The Delerium Trees, Paradise Will Be. Album Review.

Liverpool Sound and Vision Rating 7/10

Optimism is infectious, it takes you down roads you might never have imagined ever taking, of the street of possible security, through the avenue of seeing a dream unfold and take root; it is an emotion though that is hard to handle, difficult to control and unless reigned back, tempered with the pitfalls and consequences that the search and the hope in what Paradise Will Be.

Drew Jarvie and Steve Barker’s The Delerium Trees is the burgeoning of optimism, the flowering of the buoyant balloon of sanguinity and it is one that is universally recognised when thought of in the context of a new love. Hope comes when the blossom first appears on the tree, it is relished and loved until the fruit turns brown, when the clouds of indifference comes along and puts perspective into the shade. The tree being made to feel awkward, unhealthy, despised; it is what Paradise Will Be when allowed to rot and uncared for, when it is not given room to breathe and be seen to enjoy the elation and happiness due.

Paradise is subjective, what is one person’s apple is another’s talking reptile, it is in the same in the relationship between two people, when they don’t pull the same way it puts strain on the boat, the oars can be lost and soon Heaven can be so far out of sight that the talkative snake finds way to sell its protection racket with bumped up monthly payments.

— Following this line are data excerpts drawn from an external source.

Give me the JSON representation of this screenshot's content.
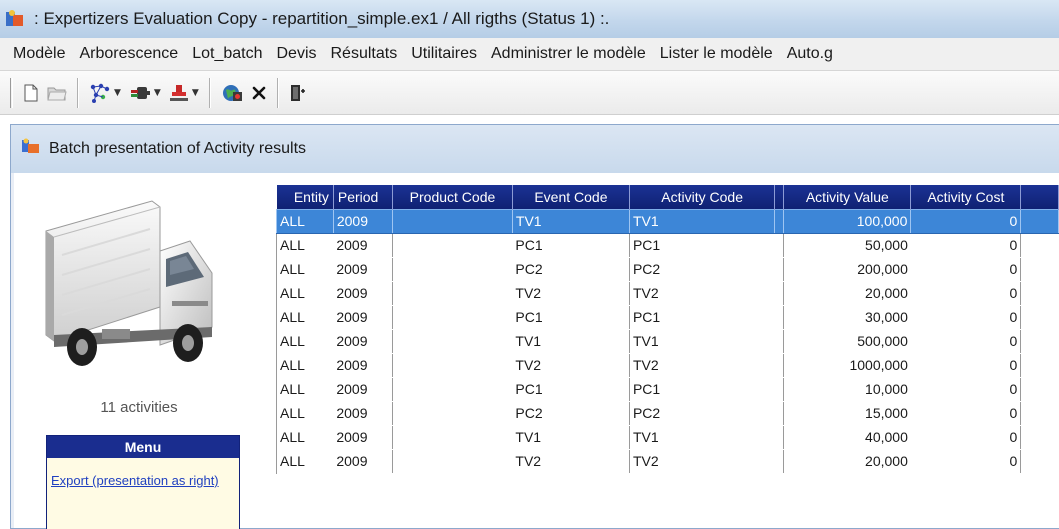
{
  "window": {
    "title": ":   Expertizers Evaluation Copy  -  repartition_simple.ex1  /  All rigths (Status 1)  :."
  },
  "menubar": {
    "items": [
      "Modèle",
      "Arborescence",
      "Lot_batch",
      "Devis",
      "Résultats",
      "Utilitaires",
      "Administrer le modèle",
      "Lister le modèle",
      "Auto.g"
    ]
  },
  "toolbar": {
    "icons": [
      "new-document-icon",
      "open-folder-icon",
      "network-icon",
      "plug-icon",
      "stamp-icon",
      "globe-icon",
      "delete-icon",
      "exit-door-icon"
    ]
  },
  "child_window": {
    "title": "Batch presentation of Activity results"
  },
  "left_panel": {
    "activities_count": "11 activities",
    "menu_title": "Menu",
    "export_link": "Export (presentation as right)"
  },
  "grid": {
    "columns": [
      "Entity",
      "Period",
      "Product Code",
      "Event Code",
      "Activity Code",
      "Activity Value",
      "Activity Cost"
    ],
    "rows": [
      [
        "ALL",
        "2009",
        "",
        "TV1",
        "TV1",
        "100,000",
        "0"
      ],
      [
        "ALL",
        "2009",
        "",
        "PC1",
        "PC1",
        "50,000",
        "0"
      ],
      [
        "ALL",
        "2009",
        "",
        "PC2",
        "PC2",
        "200,000",
        "0"
      ],
      [
        "ALL",
        "2009",
        "",
        "TV2",
        "TV2",
        "20,000",
        "0"
      ],
      [
        "ALL",
        "2009",
        "",
        "PC1",
        "PC1",
        "30,000",
        "0"
      ],
      [
        "ALL",
        "2009",
        "",
        "TV1",
        "TV1",
        "500,000",
        "0"
      ],
      [
        "ALL",
        "2009",
        "",
        "TV2",
        "TV2",
        "1000,000",
        "0"
      ],
      [
        "ALL",
        "2009",
        "",
        "PC1",
        "PC1",
        "10,000",
        "0"
      ],
      [
        "ALL",
        "2009",
        "",
        "PC2",
        "PC2",
        "15,000",
        "0"
      ],
      [
        "ALL",
        "2009",
        "",
        "TV1",
        "TV1",
        "40,000",
        "0"
      ],
      [
        "ALL",
        "2009",
        "",
        "TV2",
        "TV2",
        "20,000",
        "0"
      ]
    ],
    "selected_row": 0
  },
  "colors": {
    "grid_header": "#1b3294",
    "selection": "#3d86d7",
    "menu_box_header": "#1a2d8f",
    "link": "#2040c0"
  }
}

Paradise though, if attained, can be the sense of beauty in which we all seek, it may takes lots of drawn up plans, and on the odd occasion even re-building, but Paradise is available, it just takes belief.

In songs such as the album title track Paradise Will Be, Here Comes The Day, The Lonely Hearts Club Meet Again, Winter Skies In Summer time and Back Through The Door, Drew Jarvie and Steve Barker play with Paradise as living entity, giving it respect but also understanding that such a notion perhaps does not exist fully in our minds, that it is a sense of the peripheral and hope that we wish to see bear fruit.

A wonderfully balanced album, Paradise is what you make it, Paradise Will Be.